幸いなことに、岬を直撃した分波の襲撃だけを受けそれでも総ガラス張りの建物の2階部分までは壊滅的打撃を被ってしまった。
それにもかかわらず、当ホテルは被災町民の避難場所として逸早く全館を開放し全面的に避難民救助を惜しまなかったらしい。
恐らく経営者も献身的なサービス精神に徹した方だったのだろう。
察するまでもなく此処の社員従業員の接客態度は只者ではない。
此の未曾有の災害を機に抜本的に変身し生まれ変わった証しなのだろう。
率先して語り部に名乗り出た社員も居るという。
また、寄贈本を募り仮設の図書室を提供したり、あの当時の生々しい記録写真を目立たぬ箇所で展示される其の心遣いにも敬服した。

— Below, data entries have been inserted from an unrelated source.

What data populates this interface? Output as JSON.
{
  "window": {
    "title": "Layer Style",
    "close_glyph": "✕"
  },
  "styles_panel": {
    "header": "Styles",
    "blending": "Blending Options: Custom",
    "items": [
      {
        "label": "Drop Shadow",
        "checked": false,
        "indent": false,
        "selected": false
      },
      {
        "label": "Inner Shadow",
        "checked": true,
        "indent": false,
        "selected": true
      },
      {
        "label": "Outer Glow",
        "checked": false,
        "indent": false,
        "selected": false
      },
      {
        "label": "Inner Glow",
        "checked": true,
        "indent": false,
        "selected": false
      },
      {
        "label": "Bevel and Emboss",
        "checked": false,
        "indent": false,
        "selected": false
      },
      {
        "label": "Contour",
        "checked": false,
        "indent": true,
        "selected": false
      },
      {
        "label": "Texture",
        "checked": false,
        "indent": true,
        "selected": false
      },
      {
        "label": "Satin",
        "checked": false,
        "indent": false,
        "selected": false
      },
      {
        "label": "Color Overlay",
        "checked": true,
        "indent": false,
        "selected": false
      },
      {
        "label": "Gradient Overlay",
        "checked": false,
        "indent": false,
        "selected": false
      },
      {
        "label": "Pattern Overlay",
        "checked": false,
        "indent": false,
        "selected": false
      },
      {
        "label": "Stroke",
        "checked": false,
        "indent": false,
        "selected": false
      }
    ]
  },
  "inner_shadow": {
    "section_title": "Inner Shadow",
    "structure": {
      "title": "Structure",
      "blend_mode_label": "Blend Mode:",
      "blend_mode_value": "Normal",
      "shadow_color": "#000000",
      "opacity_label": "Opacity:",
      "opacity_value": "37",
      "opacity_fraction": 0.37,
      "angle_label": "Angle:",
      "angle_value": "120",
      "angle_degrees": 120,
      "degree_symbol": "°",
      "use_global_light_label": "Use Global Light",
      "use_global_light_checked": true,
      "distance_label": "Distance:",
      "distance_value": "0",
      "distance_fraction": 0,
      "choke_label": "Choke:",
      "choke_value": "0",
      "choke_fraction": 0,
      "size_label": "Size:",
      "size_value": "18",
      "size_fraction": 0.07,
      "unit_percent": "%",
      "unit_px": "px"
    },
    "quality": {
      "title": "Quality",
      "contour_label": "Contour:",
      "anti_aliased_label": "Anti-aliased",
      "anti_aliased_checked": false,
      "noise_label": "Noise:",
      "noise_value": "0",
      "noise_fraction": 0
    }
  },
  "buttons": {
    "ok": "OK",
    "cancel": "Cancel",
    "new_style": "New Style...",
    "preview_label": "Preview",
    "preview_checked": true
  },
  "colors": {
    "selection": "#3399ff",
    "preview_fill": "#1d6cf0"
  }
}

此れ総てあの3・11を風化劣化させないための懸命なる方策なのでしょう。
加えてもう一つロビーの壁面に大きな張り紙が無雑作に置かれている。
此のホテルに投宿された方々が東北の被災地を見聞した印象をコメントとしてハート形紙片に端的に書き残したものだった。
夫々みな当を得た至言でうずまり感心するばかりだ。
無記名もあるがその多くは出身地の県名と名前が記してある。
福井や富山は見付けたがどうも石川ナンバーも金沢ナンバーもなかったのには些か気落ちしてしまった。
単なる風聞に過ぎぬがあの災害時にボランチアとして此処東北の地に入り込んだ人の数が九州諸県よりもわが石川県人は見劣りしたとの詰まらぬ通俗情報を耳にしたことがある。
しかし裏を返せば、それ程までもわが石川県人は我が名を名乗ることすら憚る至って謙虚で奥床しく情緒深い存在なのだとむしろ善意に解釈してもいいのかも知れない。
感謝の意味を込めて、帰る間際に一筆したため壁紙に張り付けてきました。